A Denver charter high school focused on hands-on learning will close at the end of this school year after it did not enroll enough students to continue operating.
The board of directors of The CUBE High School voted Monday to close the 2-year-old school, which currently serves 142 ninth- and 10th-graders.
Denver schools are funded per pupil. Although The CUBE was able to attract financial donors, founder Bret Poppleton said the school’s low enrollment, coupled with rent expenses, proved too much to overcome. Unlike some Denver charters, The CUBE was not located in a building owned by the school district. Instead, it was renting space in a Boys & Girls Club.
“We’ve put our lives into this place, truly, and this is a situation where we’ve built something really, really cool,” he said. “This isn’t a situation of, ‘We have to close because things are bad.’ We have to close because there are these things that are insurmountable.”
Enrollment is a challenge districtwide. Whereas Denver was once the fastest-growing urban district in the country, the student population has begun to decline. The decrease is due in large part to declining birth rates and rising housing prices that push families out of the city. COVID-19 also played a role this year, as districts across Colorado saw their enrollment drop.
In the past three years, six other Denver charter schools have cited low enrollment in their decisions to close. They include Venture Prep High School, STRIVE Prep Excel, DSST Henry Middle School, Roots Elementary School, The Boys School of Denver, and the middle school at Wyatt Academy, which transformed Wyatt from a K-8 to an elementary school.
The CUBE opened in fall 2019 in northeast Denver. The idea for the school was unique. Instead of offering classes like history or physics, the school has courses called The History of Rap or Smart Rockets that are “mashups” of two or more academic subjects.

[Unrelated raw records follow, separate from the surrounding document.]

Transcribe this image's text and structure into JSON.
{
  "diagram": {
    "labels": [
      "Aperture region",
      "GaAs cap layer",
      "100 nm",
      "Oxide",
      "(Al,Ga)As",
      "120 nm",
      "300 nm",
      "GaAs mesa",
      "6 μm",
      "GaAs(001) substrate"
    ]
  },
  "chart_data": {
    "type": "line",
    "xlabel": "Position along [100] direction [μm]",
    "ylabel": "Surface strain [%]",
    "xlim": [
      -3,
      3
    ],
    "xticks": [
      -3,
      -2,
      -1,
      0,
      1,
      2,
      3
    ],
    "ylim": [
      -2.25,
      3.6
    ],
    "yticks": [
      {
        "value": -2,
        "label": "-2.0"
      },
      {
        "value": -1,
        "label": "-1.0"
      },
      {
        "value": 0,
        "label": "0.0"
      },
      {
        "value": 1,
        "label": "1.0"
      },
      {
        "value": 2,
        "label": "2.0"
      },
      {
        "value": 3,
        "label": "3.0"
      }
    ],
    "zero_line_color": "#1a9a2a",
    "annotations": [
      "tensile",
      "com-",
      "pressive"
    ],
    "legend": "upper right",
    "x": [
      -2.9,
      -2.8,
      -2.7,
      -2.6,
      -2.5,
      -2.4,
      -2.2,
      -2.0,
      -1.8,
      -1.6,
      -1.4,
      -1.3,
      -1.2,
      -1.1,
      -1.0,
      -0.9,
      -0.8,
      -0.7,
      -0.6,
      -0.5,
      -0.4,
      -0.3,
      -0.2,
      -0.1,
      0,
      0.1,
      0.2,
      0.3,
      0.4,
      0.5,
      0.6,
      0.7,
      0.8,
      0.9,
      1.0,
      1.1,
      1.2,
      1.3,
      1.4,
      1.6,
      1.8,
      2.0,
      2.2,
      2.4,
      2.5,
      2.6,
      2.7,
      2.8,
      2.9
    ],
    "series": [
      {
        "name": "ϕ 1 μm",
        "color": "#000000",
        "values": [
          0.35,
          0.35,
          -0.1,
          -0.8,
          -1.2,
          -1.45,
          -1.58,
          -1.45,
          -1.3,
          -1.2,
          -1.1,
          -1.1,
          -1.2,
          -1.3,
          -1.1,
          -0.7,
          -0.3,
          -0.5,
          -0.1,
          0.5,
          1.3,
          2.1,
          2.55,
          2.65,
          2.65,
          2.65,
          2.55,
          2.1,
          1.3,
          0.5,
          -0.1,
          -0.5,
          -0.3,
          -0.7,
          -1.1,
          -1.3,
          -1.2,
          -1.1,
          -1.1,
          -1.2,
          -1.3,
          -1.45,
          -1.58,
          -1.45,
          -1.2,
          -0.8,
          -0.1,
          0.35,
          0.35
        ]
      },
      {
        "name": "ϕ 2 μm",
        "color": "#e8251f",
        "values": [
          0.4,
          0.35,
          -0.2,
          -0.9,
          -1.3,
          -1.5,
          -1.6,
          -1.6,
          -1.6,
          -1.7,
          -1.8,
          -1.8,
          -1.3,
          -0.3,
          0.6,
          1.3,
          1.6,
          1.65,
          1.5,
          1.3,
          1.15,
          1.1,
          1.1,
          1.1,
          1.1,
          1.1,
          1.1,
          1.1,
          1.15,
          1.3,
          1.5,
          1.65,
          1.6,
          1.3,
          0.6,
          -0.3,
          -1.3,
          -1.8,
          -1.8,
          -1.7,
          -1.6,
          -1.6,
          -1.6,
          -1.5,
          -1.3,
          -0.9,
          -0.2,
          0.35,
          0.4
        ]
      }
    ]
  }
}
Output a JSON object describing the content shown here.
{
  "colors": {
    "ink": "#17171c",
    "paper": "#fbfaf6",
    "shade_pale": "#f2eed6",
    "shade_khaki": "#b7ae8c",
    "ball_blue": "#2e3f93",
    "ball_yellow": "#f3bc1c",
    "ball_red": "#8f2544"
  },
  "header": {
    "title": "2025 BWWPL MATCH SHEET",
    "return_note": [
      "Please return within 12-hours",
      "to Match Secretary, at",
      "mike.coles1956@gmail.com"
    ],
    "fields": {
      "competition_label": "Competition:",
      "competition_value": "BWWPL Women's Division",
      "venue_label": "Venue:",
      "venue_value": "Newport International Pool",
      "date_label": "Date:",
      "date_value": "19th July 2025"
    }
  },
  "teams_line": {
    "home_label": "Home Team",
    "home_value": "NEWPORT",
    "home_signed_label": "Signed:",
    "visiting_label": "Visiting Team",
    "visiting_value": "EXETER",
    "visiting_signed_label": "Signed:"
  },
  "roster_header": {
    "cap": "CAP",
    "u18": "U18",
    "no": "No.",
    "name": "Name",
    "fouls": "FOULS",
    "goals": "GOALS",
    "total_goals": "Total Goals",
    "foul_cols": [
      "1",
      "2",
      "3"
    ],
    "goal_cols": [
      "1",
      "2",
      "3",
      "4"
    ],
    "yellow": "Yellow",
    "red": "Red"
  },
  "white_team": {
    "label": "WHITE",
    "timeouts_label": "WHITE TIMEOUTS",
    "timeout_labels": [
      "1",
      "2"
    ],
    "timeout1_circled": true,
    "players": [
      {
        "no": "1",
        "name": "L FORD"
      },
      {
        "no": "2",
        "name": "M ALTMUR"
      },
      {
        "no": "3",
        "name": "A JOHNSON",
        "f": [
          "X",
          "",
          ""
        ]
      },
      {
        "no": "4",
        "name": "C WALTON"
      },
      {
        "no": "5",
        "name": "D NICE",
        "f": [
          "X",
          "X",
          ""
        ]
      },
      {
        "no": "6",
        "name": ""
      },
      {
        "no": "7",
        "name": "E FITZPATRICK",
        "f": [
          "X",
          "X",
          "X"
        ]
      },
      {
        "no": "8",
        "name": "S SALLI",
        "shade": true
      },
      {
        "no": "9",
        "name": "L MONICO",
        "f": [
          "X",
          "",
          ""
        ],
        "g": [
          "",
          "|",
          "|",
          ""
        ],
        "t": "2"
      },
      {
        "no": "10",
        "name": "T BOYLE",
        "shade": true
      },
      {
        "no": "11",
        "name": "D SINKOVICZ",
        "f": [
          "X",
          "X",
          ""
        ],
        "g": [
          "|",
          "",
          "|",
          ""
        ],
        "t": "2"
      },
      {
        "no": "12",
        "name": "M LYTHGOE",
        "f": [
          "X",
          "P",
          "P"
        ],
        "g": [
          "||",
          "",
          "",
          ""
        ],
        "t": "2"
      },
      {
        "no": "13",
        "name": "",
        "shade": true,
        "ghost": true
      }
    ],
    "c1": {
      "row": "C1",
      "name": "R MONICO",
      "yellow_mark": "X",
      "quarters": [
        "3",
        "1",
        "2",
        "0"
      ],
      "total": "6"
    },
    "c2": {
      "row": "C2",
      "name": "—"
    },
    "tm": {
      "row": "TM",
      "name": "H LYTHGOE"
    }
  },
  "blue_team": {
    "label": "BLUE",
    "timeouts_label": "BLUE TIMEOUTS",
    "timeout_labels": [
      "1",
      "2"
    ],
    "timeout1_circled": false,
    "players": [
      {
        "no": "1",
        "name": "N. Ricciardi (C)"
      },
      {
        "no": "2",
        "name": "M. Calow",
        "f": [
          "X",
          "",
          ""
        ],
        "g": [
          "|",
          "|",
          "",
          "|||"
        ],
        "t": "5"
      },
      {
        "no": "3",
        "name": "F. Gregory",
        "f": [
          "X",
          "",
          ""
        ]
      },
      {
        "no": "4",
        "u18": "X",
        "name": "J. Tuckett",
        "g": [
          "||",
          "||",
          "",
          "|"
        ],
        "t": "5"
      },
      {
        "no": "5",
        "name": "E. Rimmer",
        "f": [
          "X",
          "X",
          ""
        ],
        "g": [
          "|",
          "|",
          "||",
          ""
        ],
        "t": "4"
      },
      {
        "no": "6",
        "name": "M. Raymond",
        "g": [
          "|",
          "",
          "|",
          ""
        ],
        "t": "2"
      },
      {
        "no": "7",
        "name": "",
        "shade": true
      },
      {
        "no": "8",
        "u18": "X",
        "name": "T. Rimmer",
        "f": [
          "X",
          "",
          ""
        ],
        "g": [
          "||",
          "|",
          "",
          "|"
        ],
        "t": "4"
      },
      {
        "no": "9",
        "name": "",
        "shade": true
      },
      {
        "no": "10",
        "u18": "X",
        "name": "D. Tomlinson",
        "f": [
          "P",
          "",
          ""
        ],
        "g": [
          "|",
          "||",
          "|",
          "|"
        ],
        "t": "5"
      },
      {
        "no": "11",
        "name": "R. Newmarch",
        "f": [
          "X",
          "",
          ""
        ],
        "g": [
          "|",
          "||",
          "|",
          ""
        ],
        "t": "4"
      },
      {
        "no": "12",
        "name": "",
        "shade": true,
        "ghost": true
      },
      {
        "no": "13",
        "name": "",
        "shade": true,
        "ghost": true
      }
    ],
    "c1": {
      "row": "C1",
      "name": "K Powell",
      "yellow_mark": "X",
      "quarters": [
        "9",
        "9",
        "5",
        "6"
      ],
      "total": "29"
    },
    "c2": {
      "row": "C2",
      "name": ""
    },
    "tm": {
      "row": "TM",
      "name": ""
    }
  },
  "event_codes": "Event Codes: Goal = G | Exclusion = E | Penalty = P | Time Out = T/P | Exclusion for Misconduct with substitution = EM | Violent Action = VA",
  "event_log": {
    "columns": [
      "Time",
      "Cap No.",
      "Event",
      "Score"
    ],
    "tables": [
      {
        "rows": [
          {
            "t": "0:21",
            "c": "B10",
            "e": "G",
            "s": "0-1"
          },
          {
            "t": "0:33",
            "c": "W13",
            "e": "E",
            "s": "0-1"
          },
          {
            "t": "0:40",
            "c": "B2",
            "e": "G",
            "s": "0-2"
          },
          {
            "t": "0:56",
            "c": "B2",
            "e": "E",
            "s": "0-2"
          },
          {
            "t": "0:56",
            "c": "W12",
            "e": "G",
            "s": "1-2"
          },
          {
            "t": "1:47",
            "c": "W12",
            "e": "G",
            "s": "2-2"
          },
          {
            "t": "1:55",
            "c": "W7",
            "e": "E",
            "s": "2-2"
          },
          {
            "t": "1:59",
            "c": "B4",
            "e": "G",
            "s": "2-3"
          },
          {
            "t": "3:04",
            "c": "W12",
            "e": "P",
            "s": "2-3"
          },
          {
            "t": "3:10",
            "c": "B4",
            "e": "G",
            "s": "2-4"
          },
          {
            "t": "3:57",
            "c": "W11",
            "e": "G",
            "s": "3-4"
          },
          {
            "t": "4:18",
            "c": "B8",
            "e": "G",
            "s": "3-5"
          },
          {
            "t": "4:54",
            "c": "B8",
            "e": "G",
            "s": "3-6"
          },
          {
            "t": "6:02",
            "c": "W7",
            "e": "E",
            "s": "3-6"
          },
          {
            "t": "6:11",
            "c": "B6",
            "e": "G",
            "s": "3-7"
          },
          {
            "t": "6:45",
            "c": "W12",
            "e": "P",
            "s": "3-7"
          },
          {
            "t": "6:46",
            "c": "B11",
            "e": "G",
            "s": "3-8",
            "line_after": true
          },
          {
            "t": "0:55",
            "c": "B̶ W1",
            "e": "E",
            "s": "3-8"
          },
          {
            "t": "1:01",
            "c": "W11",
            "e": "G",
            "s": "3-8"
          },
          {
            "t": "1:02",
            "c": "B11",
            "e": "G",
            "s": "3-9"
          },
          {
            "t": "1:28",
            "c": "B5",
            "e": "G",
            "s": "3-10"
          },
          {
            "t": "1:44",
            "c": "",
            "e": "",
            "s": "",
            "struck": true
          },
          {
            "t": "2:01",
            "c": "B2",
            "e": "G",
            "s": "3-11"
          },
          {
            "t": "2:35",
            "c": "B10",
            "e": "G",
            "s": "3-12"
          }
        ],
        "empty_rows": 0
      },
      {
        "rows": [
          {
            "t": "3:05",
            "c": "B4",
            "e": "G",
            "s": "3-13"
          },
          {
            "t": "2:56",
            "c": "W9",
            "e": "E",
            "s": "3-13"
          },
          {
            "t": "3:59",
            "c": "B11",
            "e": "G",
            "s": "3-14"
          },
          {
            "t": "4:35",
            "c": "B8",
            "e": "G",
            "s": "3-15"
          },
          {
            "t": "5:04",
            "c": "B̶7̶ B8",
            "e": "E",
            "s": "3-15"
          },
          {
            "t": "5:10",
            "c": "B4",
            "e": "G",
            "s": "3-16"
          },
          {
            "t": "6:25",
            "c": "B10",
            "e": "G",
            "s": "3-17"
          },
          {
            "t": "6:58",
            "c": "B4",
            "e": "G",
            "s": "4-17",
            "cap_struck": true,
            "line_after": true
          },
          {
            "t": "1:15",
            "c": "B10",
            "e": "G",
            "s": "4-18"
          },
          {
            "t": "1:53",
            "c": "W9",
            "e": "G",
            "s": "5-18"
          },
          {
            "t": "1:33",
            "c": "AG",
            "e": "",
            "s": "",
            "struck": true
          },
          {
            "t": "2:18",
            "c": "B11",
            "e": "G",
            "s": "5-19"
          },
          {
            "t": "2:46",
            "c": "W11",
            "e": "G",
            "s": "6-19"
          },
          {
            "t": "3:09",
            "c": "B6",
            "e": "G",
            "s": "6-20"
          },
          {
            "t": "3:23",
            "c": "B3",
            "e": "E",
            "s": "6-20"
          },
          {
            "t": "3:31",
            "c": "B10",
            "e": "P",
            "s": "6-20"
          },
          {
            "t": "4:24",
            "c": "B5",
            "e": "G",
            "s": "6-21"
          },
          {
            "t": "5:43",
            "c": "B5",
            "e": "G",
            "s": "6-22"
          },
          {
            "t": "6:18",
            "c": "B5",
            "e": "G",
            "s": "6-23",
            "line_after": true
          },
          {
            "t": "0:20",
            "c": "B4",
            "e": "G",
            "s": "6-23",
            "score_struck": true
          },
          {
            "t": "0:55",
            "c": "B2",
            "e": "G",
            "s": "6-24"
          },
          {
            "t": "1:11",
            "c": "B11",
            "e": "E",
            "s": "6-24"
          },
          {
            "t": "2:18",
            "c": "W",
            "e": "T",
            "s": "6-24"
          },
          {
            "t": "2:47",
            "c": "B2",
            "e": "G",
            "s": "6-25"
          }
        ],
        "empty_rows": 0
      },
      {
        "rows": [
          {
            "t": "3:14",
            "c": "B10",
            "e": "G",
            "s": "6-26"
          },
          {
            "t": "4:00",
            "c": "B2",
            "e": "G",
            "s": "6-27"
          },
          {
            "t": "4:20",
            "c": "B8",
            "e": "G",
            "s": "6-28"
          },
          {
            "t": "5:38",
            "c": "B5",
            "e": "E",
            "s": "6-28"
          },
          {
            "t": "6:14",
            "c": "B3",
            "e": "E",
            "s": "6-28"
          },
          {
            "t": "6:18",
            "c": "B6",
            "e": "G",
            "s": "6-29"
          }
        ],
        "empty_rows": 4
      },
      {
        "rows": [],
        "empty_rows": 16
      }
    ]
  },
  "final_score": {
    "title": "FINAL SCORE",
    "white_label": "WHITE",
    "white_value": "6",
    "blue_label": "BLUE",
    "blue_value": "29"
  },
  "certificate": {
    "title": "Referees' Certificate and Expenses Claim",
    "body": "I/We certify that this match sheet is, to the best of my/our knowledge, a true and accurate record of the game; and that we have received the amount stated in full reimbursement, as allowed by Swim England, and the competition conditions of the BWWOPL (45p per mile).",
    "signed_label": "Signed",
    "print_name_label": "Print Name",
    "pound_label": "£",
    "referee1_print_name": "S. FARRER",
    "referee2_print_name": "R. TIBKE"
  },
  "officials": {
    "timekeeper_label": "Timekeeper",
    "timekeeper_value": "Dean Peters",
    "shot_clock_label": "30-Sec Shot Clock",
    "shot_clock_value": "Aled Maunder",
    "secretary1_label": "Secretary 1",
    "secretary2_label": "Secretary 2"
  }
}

The CUBE splits the school year into five six-week blocks. In between each block is a chance for students to learn in the community. In the past two years, Poppleton said students have done behind-the-scenes tours at the science museum and collaborated with a professional writers workshop to write their own poetry, for example. The CUBE also incorporated technology into its lessons; the school has its own laser cutter and virtual reality setup.
“Students rarely learn at our school sitting at tables or desks,” Poppleton said.
As a charter school, The CUBE was tasked with enticing students to enroll through the district’s choice process; no Denver students were automatically assigned to attend. This year, 48 students listed The CUBE as their first-choice school for next year, Poppleton said. That was fewer than last year, and short of the school’s goal of 75 first-choice listings.
Poppleton said he doesn’t know why The CUBE struggled with enrollment.
“All these people keep telling us, ‘That’s an amazing school and an amazing model and we should send our kid there,’ and we don’t get kids to sign up,” he said.
But he thinks that not having a permanent facility was a contributing factor. The CUBE would have liked to open in a district-owned building, but it was not offered any space, he said. A district policy allocates facility space based partly on enrollment demand. With declining enrollment in most parts of the city, the district has hesitated to make space available.
Part of the reasoning to close this spring, rather than wait another year to see if the situation improved, was to ensure CUBE sophomores could transfer to another school for both their junior and senior years, rather than just their senior year, Poppleton said.
“Through every decision, we’ve tried to keep what is best for families at the top of our hearts and the top of our minds,” Poppleton said.